Kejagung Blokir Rekening Samin Tan dan Keluarga dalam Kasus Korupsi Tambang
Penyidik Kejaksaan Agung (Kejagung) telah mengambil langkah tegas dengan memblokir rekening tersangka Samin Tan beserta keluarganya dalam kasus dugaan korupsi yang melibatkan penyimpangan pengelolaan pertambangan. Kasus ini berpusat pada operasi PT Asmin Koalindo Tuhup (AKT) di Kabupaten Murung Raya, Kalimantan Tengah, yang berlangsung dari periode 2016 hingga 2025.
Pemblokiran Rekening sebagai Upaya Penyelamatan Keuangan Negara
Kepala Pusat Penerangan Hukum Kejaksaan Agung, Anang Supriatna, mengonfirmasi bahwa pemblokiran telah dilakukan terhadap seluruh rekening atas nama Samin Tan, anggota keluarganya, serta pihak-pihak terafiliasi lainnya. Tindakan ini merupakan bagian dari upaya penyelamatan keuangan negara dalam proses penyidikan yang sedang berjalan. "Telah dilakukan pemblokiran rekening atas nama ST beserta keluarga dan pihak-pihak terafiliasi," jelas Anang dalam keterangan resmi pada Rabu, 8 April 2026.
Pemblokiran rekening ini tidak hanya bertujuan untuk mengamankan aset yang diduga terkait dengan tindak pidana, tetapi juga untuk menelusuri aliran dana lain yang mungkin terlibat. Penyidik terus menggali informasi lebih dalam guna membongkar jaringan keuangan dalam kasus ini.
Kerugian Negara yang Berpotensi Sangat Signifikan
Meskipun perhitungan kerugian negara masih dalam proses, Anang menegaskan bahwa nilainya berpotensi sangat besar. "Akibat kegiatan ini, negara berpotensi mengalami kerugian dalam jumlah yang sangat signifikan," ujarnya.

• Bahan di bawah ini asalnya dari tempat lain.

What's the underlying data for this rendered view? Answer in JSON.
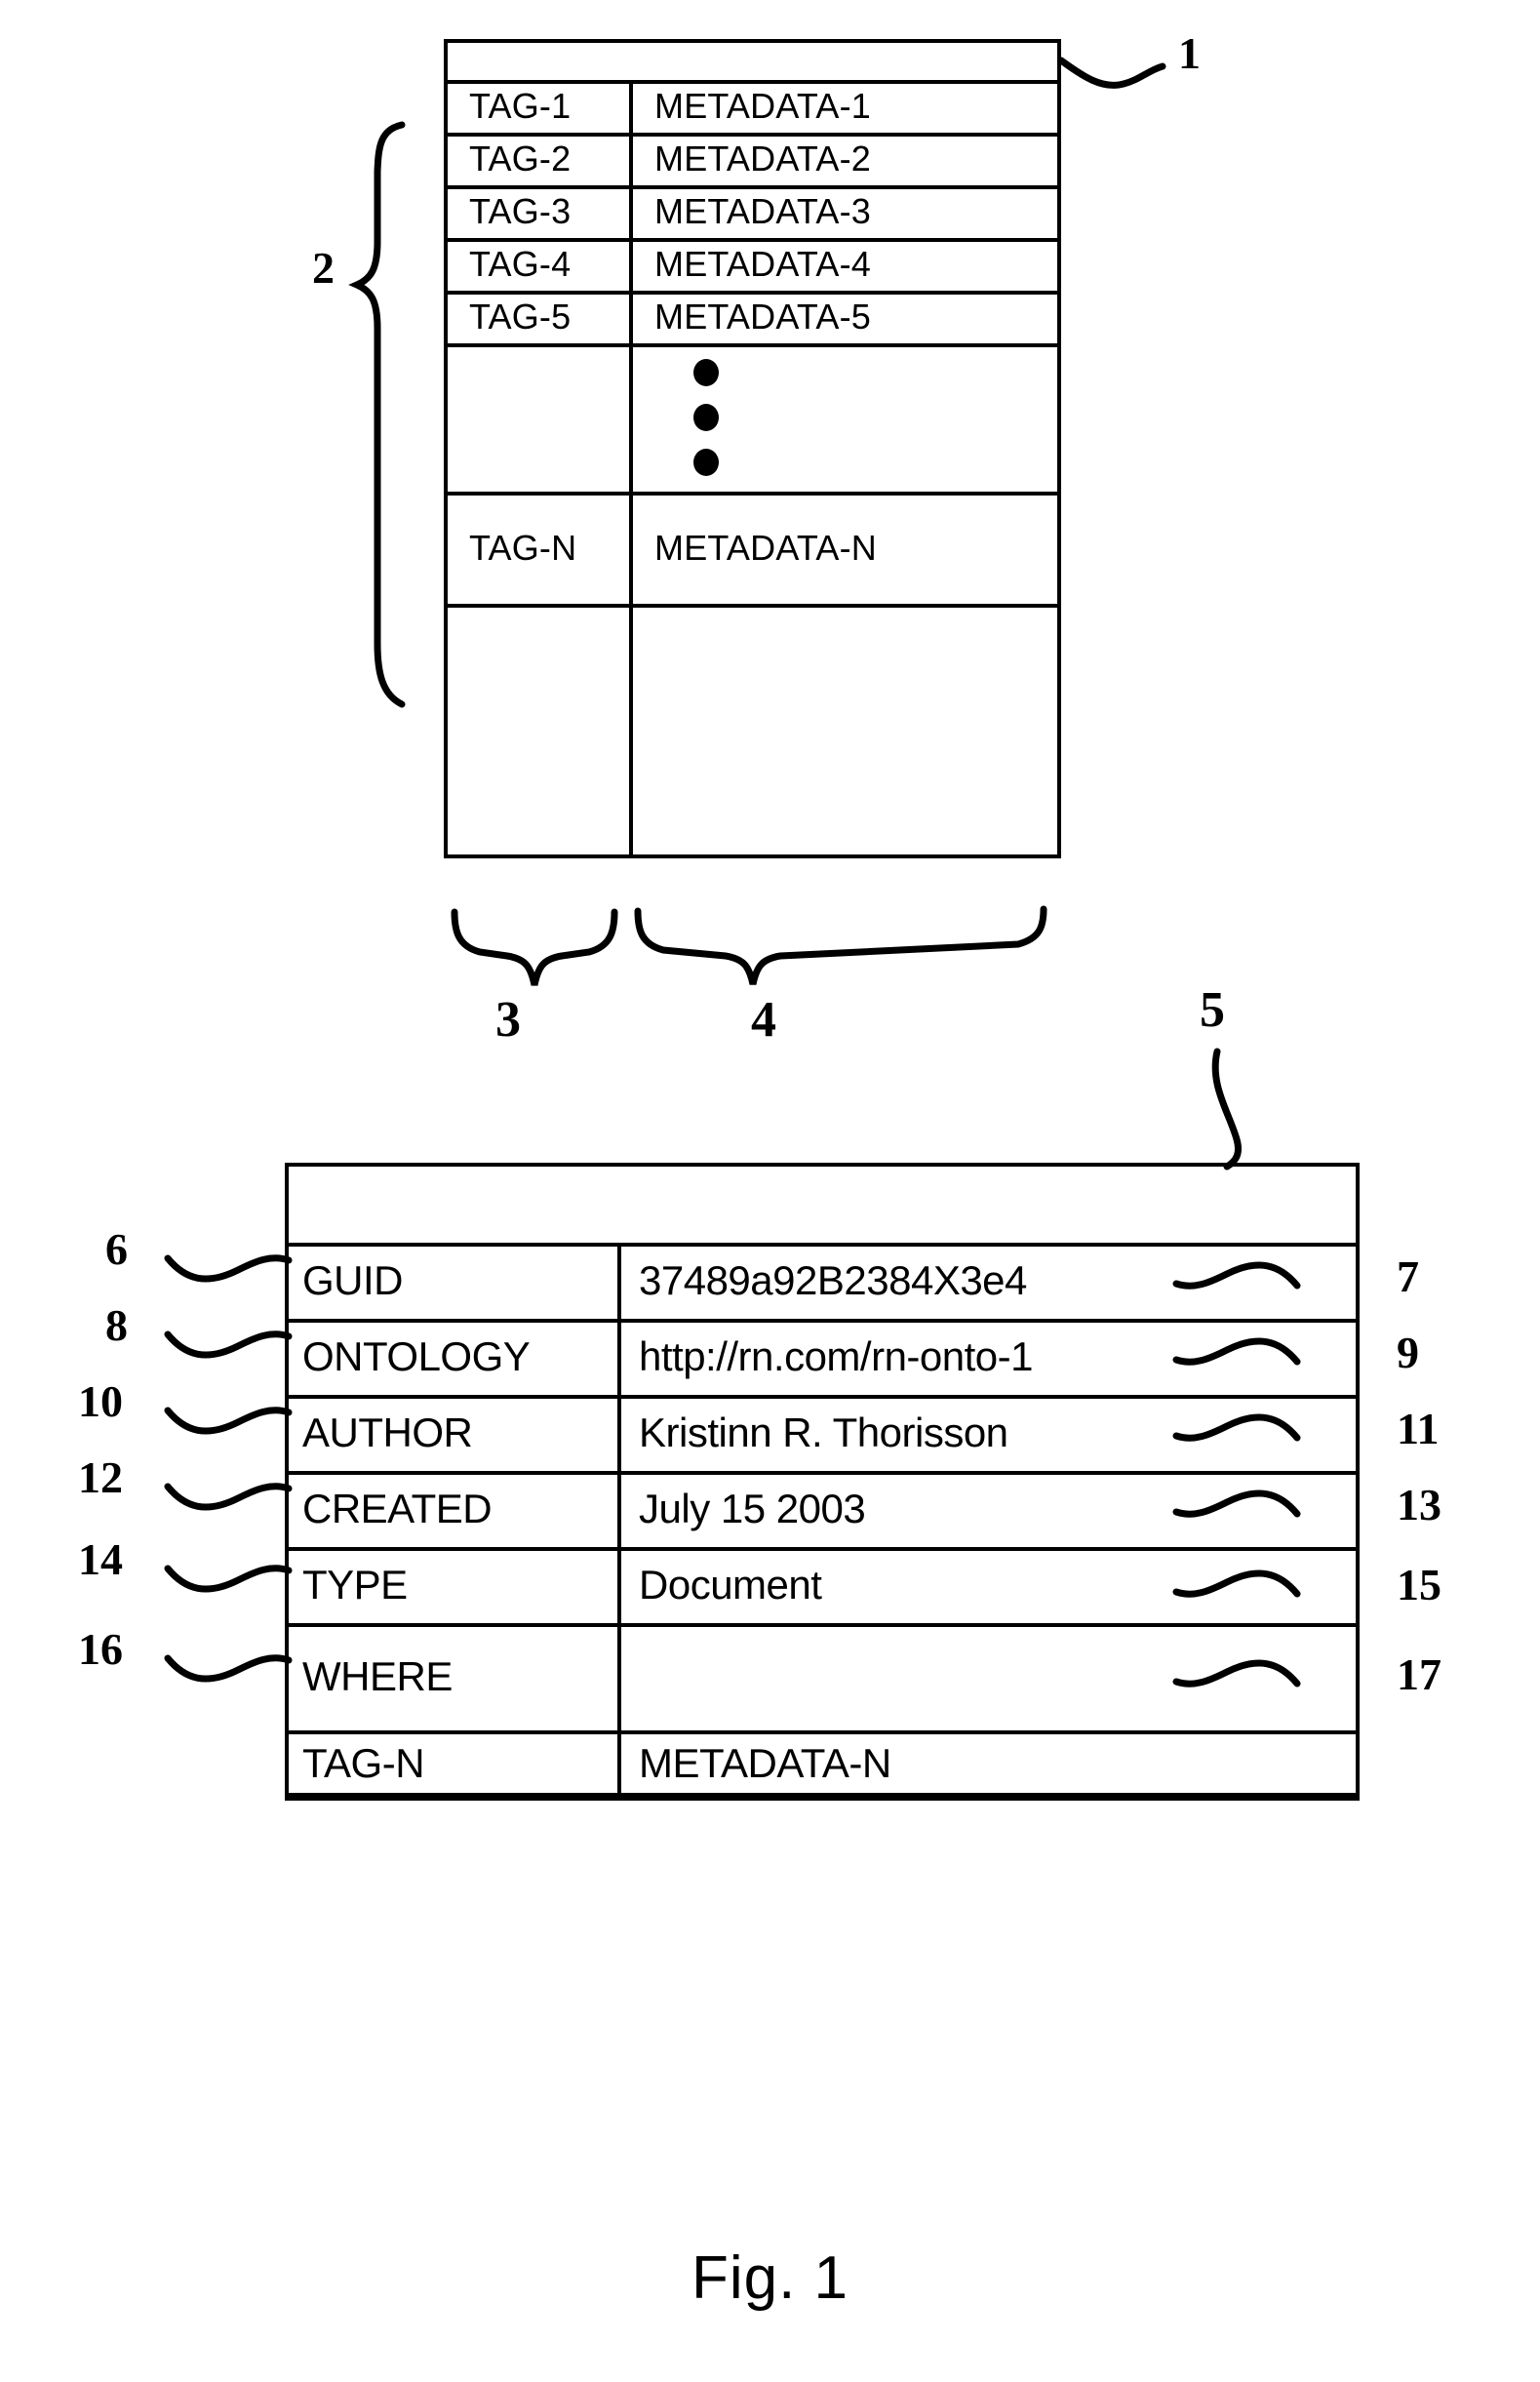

Hingga saat ini, tim penyidik telah memeriksa keterangan dari 25 saksi dan melakukan koordinasi dengan para ahli serta auditor untuk mengumpulkan dan mengunci bukti-bukti yang diperlukan.
Di lapangan, Satgas Penertiban Kawasan Hutan bersama pejabat negara telah meninjau lokasi tambang di Kalimantan Tengah pada Selasa, 7 April 2026. Data yang diperoleh menunjukkan bahwa aktivitas perusahaan telah berjalan selama delapan tahun dengan produksi mencapai 100.000 ton per bulan. Total produksi selama periode tersebut tembus 9,6 juta ton, dengan nilai penjualan diperkirakan sekitar Rp9 triliun.
Langkah-Langkah Penyidikan yang Berkelanjutan
Kasus ini telah menarik perhatian publik karena skala operasi tambang dan potensi kerugian negara yang besar. Kejagung terus memperkuat penyidikan dengan melakukan berbagai tindakan, termasuk:
- Pemblokiran rekening tersangka dan pihak terkait.
- Pemeriksaan saksi dan koordinasi dengan ahli.
- Penelusuran aset dan aliran dana.
- Penggeledahan lokasi-lokasi yang diduga terlibat.
Dengan langkah-langkah ini, diharapkan proses hukum dapat berjalan transparan dan memberikan keadilan bagi negara. Kasus Samin Tan menjadi contoh nyata upaya pemberantasan korupsi di sektor pertambangan, yang sering kali melibatkan kerugian finansial yang masif bagi perekonomian nasional.